Darwinian evolutionary theory makes testable, falsifiable claims. ID, not so much.
Donald Ian Rankin
(13,598 posts)ID is compatible with everything we have observed.
Evolution is compatible with everything we have observed.
ID is compatible with everything we might possibly observe in the future, and therefor cannot be used to make predictions.
Evolution is only compatible with a very small subset of the things we might observe in the future, and can therefore be used to make predictions.
The two most obviously important questions about a theory are "is it true?" and "is it useful?", I think.
"Is it falsifiable?" and "is it scientific?" turn out to be equivalent to the latter, because predictive power and falsifiability are both synonyms for "there are future observations which would not be compatible with it", but we can cut out the middleman if we want to.
alarimer
(16,245 posts)I don't even know where to begin.
KittyWampus
(55,894 posts)Intelligence is not tethered to some one personality that you or anyone else projects onto it.
It is a fact that the Universe operates according to certain Laws which may be determined by observation and put to use.
Intelligence exists.
It therefore had to exist from the very beginning since like begets like.
This belongs in a different form.
It is sad that so many DU'ers are so unable to grasp really basic philosophical points.
Warren Stupidity
(48,181 posts)MattBaggins
(7,897 posts)Nope
Donald Ian Rankin
(13,598 posts)1) Intelligence is a property of minds; intelligence without a sentient personality is a contradiction in terms.
2) Any intelligent being capable of influencing the origins of life to that extent definitely fits the definition of a god.
3) "Intelligence exists.

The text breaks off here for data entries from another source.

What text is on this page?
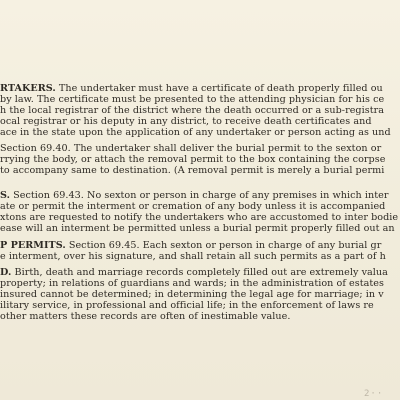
RTAKERS. The undertaker must have a certificate of death properly filled ou
by law. The certificate must be presented to the attending physician for his ce
h the local registrar of the district where the death occurred or a sub-registra
ocal registrar or his deputy in any district, to receive death certificates and
ace in the state upon the application of any undertaker or person acting as und
Section 69.40. The undertaker shall deliver the burial permit to the sexton or
rrying the body, or attach the removal permit to the box containing the corpse
to accompany same to destination. (A removal permit is merely a burial permi
S. Section 69.43. No sexton or person in charge of any premises in which inter
ate or permit the interment or cremation of any body unless it is accompanied
xtons are requested to notify the undertakers who are accustomed to inter bodie
ease will an interment be permitted unless a burial permit properly filled out an
P PERMITS. Section 69.45. Each sexton or person in charge of any burial gr
e interment, over his signature, and shall retain all such permits as a part of h
D. Birth, death and marriage records completely filled out are extremely valua
property; in relations of guardians and wards; in the administration of estates
insured cannot be determined; in determining the legal age for marriage; in v
ilitary service, in professional and official life; in the enforcement of laws re
other matters these records are often of inestimable value.
2··
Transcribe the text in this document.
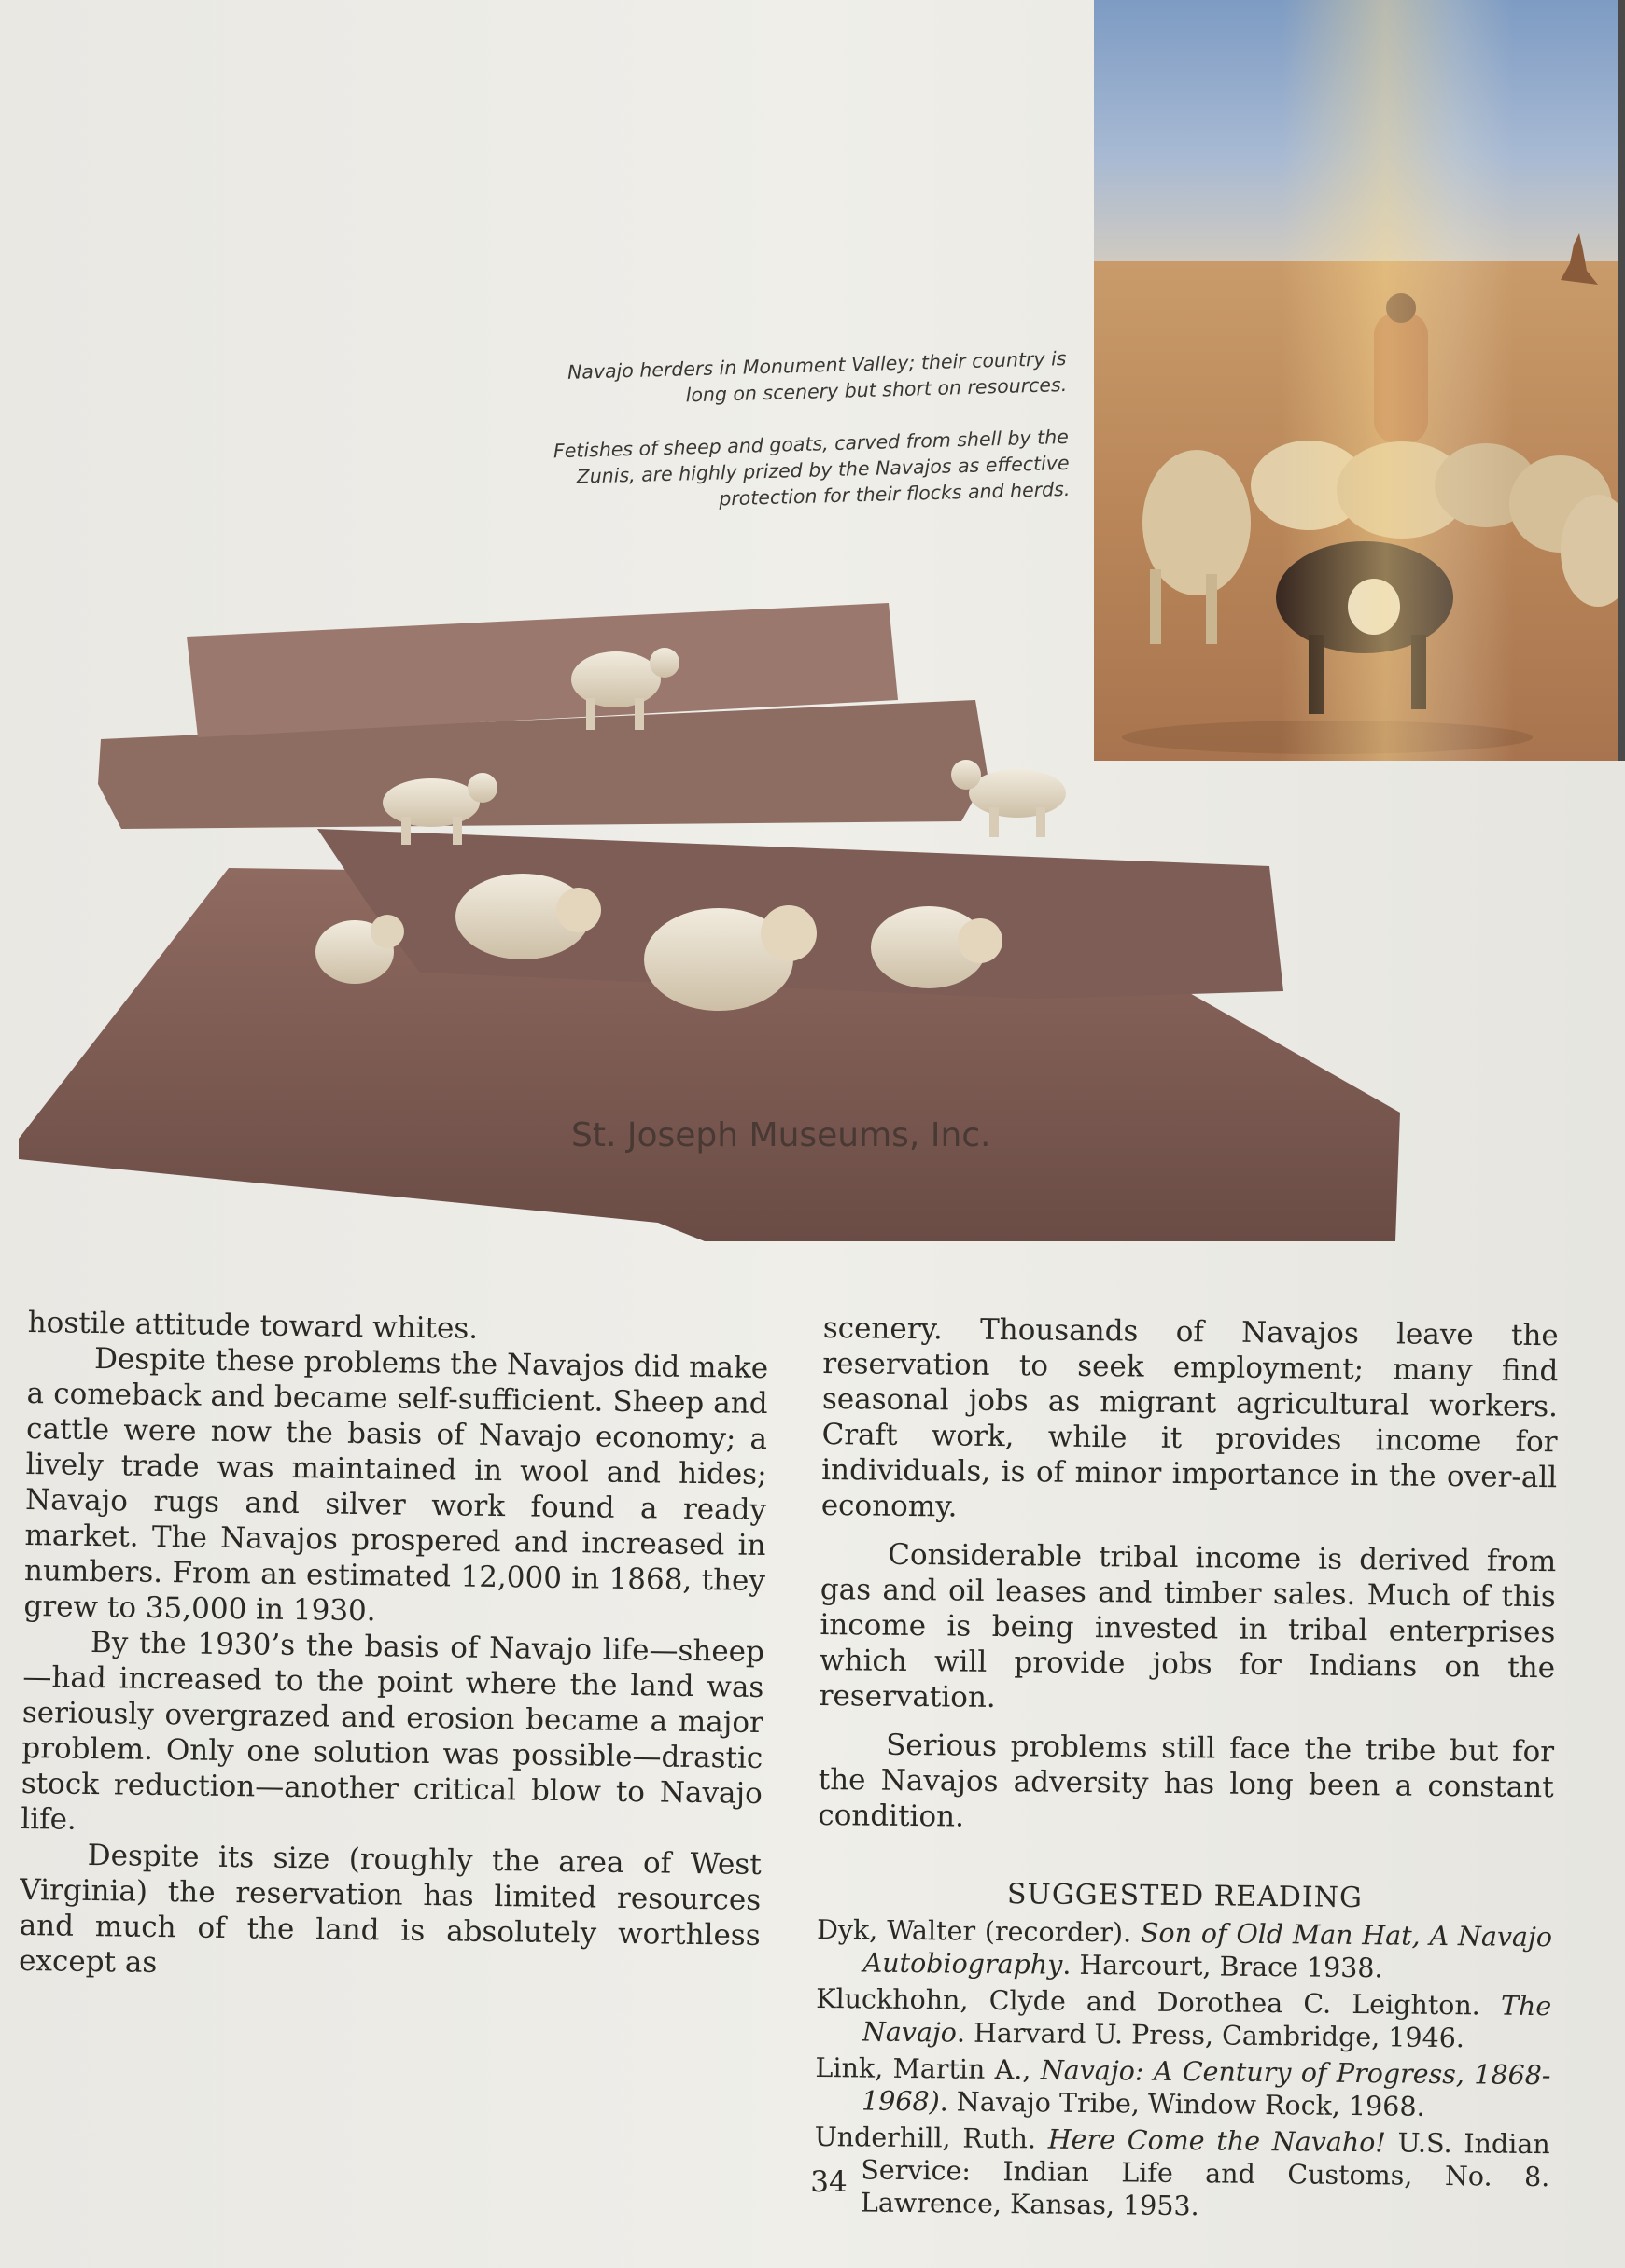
St. Joseph Museums, Inc.

Navajo herders in Monument Valley; their country is long on scenery but short on resources.

Fetishes of sheep and goats, carved from shell by the Zunis, are highly prized by the Navajos as effective protection for their flocks and herds.

hostile attitude toward whites.

Despite these problems the Navajos did make a comeback and became self-sufficient. Sheep and cattle were now the basis of Navajo economy; a lively trade was maintained in wool and hides; Navajo rugs and silver work found a ready market. The Navajos prospered and increased in numbers. From an estimated 12,000 in 1868, they grew to 35,000 in 1930.

By the 1930’s the basis of Navajo life—sheep—had increased to the point where the land was seriously overgrazed and erosion became a major problem. Only one solution was possible—drastic stock reduction—another critical blow to Navajo life.

Despite its size (roughly the area of West Virginia) the reservation has limited resources and much of the land is absolutely worthless except as

scenery. Thousands of Navajos leave the reservation to seek employment; many find seasonal jobs as migrant agricultural workers. Craft work, while it provides income for individuals, is of minor importance in the over-all economy.

Considerable tribal income is derived from gas and oil leases and timber sales. Much of this income is being invested in tribal enterprises which will provide jobs for Indians on the reservation.

Serious problems still face the tribe but for the Navajos adversity has long been a constant condition.

SUGGESTED READING
Dyk, Walter (recorder). Son of Old Man Hat, A Navajo Autobiography. Harcourt, Brace 1938.
Kluckhohn, Clyde and Dorothea C. Leighton. The Navajo. Harvard U. Press, Cambridge, 1946.
Link, Martin A., Navajo: A Century of Progress, 1868-1968). Navajo Tribe, Window Rock, 1968.
Underhill, Ruth. Here Come the Navaho! U.S. Indian Service: Indian Life and Customs, No. 8. Lawrence, Kansas, 1953.
34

It therefore had to exist from the very beginning since like begets like." is a complete non-sequitur. You might as well say cheese had to exist from the very beginning, since like begets like - it's simple nonsense.
I do agree with your reflection about the inability of many DUers to grasp basic points, and I'd point to you as a find example.
MNBrewer
(8,462 posts)It explains nothing. You might as well say "because".
struggle4progress
(118,236 posts)Many useful logical theories not only begin by accepting certain claims but also reject certain claims, and among the rejected claims are always claims that (in some sense) have too many consequences
If we suspect Grumpy as the person who gunned Dopey down sometime between noon and 1:00PM on Saturday at The Palace Nightclub in Queens, but Grumpy has alibis for the whole time, we might scratch him off the suspect list. But should Grumpy's alibis prove too much, we will still doubt them: if (for example) Bashful testifies he was with Grumpy in Manhattan from 10:00AM until 12:30PM, and then Doc testifies he was with Grumpy in Las Vegas from noon until 2:00PM, we conclude Grumpy's account of his location midday Saturday has too many consequences to merit serious consideration
Different people in different contexts might disagree on when exactly a theory has too many consequences. Certainly a theory from which one can deduce anything whatsoever is a theory with too many consequences
To posit beings, with powers vastly beyond our own, does not lead to useful logical theories: the assumption permits arguments from which one can deduce anything whatsoever. This, of course, does not necessarily constitute a disproof of any and all religious ideas: it is merely the observation that one cannot reason reliably about beings with powers vastly beyond our own
Intelligent Design cannot be considered a scientific theory, in part because the underlying assumptions appear to prove too much to allow us to construct a useful logical theory there
SoCalDem
(103,856 posts)for the other 80% of the world (the ones who think and reason), probably not
Donald Ian Rankin
(13,598 posts)Puzzledtraveller
(5,937 posts)I find the arguments by both science and religion to be amusing at the least but ultimately boring.